Choosing standards that reflect diversity
Our immediate task is to develop new standards for large-scale DNA sequencing. For example, the National Institute of Standards and Technology (NIST) has initiated efforts to standardize DNA samples to compare next-generation sequencing (NGS) techniques and other genotyping assays. Above all, these standards must include the development of better reference tools. Should there be multiple reference sequences? Should each individual’s genome be sequenced and used as a personal reference? To serve this goal and help answer these questions, the Genome Reference Consortium, a multi-institutional collaboration, continues to fill in gaps and develop alternative sequences in regions of high variability. In other efforts, the US Food and Drug Administration–led SEquencing Quality Control Consortium (SEQC) is working to standardize assays that depend on these reference materials. Specifically, SEQC focuses on NGS-based assays that measure gene expression, where DNA sequencing is used to count the number of RNA molecules transcribed from a given gene.

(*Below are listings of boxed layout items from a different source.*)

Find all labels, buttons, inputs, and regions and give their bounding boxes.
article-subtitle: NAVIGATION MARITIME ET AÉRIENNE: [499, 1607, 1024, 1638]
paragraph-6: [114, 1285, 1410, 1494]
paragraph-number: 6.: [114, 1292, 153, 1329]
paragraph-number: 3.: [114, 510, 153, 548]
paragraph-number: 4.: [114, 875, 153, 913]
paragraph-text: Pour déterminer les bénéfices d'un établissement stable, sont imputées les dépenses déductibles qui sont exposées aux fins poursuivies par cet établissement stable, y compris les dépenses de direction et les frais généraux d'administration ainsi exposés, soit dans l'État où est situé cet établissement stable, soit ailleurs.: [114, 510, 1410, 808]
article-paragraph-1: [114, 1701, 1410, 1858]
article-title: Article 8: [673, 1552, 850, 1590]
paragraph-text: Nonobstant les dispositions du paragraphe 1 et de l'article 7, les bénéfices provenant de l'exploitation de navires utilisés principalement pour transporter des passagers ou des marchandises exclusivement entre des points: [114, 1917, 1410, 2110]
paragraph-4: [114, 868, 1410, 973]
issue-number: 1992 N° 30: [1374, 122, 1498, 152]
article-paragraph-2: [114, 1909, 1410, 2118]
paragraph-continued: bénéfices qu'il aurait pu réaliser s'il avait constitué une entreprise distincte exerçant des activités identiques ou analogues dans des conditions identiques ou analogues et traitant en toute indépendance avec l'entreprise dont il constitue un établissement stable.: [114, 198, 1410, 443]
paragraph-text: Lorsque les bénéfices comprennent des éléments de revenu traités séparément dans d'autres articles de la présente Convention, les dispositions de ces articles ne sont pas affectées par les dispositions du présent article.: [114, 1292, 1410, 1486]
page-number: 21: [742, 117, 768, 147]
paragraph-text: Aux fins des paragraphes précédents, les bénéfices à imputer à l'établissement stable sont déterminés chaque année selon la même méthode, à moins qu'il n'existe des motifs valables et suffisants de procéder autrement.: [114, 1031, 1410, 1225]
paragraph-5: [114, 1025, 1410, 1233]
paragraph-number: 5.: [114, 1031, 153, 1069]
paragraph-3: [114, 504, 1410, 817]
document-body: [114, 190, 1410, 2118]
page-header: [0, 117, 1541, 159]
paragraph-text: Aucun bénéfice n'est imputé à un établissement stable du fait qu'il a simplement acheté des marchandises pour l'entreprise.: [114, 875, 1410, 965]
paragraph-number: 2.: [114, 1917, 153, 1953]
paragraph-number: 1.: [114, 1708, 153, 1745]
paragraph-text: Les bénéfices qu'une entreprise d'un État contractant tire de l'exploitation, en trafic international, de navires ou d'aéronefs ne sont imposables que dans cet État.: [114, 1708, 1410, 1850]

Unfortunately developing robust standards is not the highest priority for the National Institutes of Health (NIH). Instead, the NIH and other funding agencies continue to invest in high-profile projects that emphasize data collection over infrastructure development. The ENCODE project is one example. An enormous quantity of data was produced from a limited number of human cell lines that have not had their genomes sequenced. All functional annotations are thus inferred from a reference genome that is very different from the genomes of the immortalized cell lines that were used. While such projects build insights and discover new biology, they still leave us with tools that fail to take into account the incredible diversity of human genomes.
For personalized medicine, a diagnosis based on an incomplete understanding of genomic variability can result in the use of drugs that lack efficacy. Missing rare but critical patterns of variation can also lead to undiagnosed rare conditions, with a lifetime of cost and pain for affected individuals. Improving both situations requires better and more complete ways to measure individual variation. Without a stronger genomics foundation, having one’s genome read will fail to accurately inform a person’s lifetime health plans.
Todd Smith is a senior leader of research and applications at PerkinElmer in Seattle, Washington. Sandra Porter is the president of Digital World Biology, also in Seattle, where she develops educational materials that use bioinformatics to teach biology.